Republicans hailed the first bicameral budget in six years as evidence that the GOP was using the majority it obtained in both chambers of Congress in November to govern responsibly. The only Republicans to oppose the measure were Ted Cruz and Rand Paul - two presidential contenders who said the plan did not go far enough to streamline government spending.

Mike Enzi, the Republican chairman of the Senate finance committee, said on Twitter that "Congress just passed the first 10-year budget since Harry Potter debuted on the big screen". John Boehner, the Republican speaker of the House of Representatives, added that the result was a "big win for the American people and a fulfilment of our promise to govern responsibly".

Despite the fanfare, the non-binding measure faces a steep climb in terms of bring translated into actual cuts as the appropriations committees meet over the coming weeks to craft spending bills. Critics have pointed out that the $5.3bn in cuts includes more than $1bn related to repealing Obamacare even though the president would veto any such bill that crossed his desk.

What the budget does, however, is pave the way for Congress to use a tool called "reconciliation" that would prevent Democrats from using filibusters - procedural blocking tactics that can only be overcome with 60 votes, a high threshold since the GOP has only 54 seats in the 100-seat chamber.

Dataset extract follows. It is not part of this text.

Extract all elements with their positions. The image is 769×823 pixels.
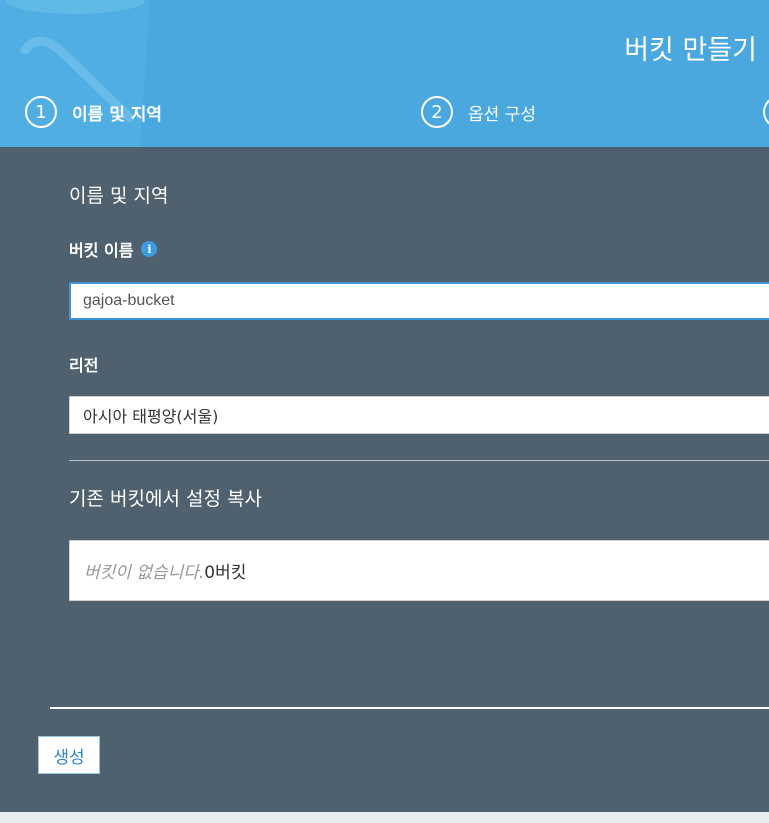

The reconciliation measure would make it easier for the GOP to pass a bill to overturn Obamacare, a move that would please many Republican voters ahead of the 2016 election even if such efforts were ultimately symbolic.

Republicans oppose Obamacare because it mandates that people must have health insurance and also provides a bigger government role than they would like through the provision of subsidies towards premiums.

Despite the fact that the budget proposal has little chance of becoming reality, Democrats castigated the measure, which they said would benefit wealthy Americans while targeting health and welfare programmes that would have a disproportionate impact on poorer Americans.

The White House said the budget would end up "underfunding investments that benefit middle-class families and contribute to economic growth, stripping away health insurance coverage from millions, making it harder for students to afford college, and funding national defence through a temporary budget gimmick - while short-changing it altogether in later years".

Ahead of the vote, Bernie Sanders, an independent senator who is the ranking member on the Senate budget committee, said the Republican plan would move the US in "exactly the wrong direction".

"At a time of massive wealth and income inequality, it gives huge tax breaks to millionaires and billionaires, while making devastating cuts to education, Medicare, affordable housing, prescription drug coverage, and many other vital investments for the elderly, the children, the sick, and the poor," said Mr Sanders, who is challenging Hillary Clinton for the Democratic presidential nomination.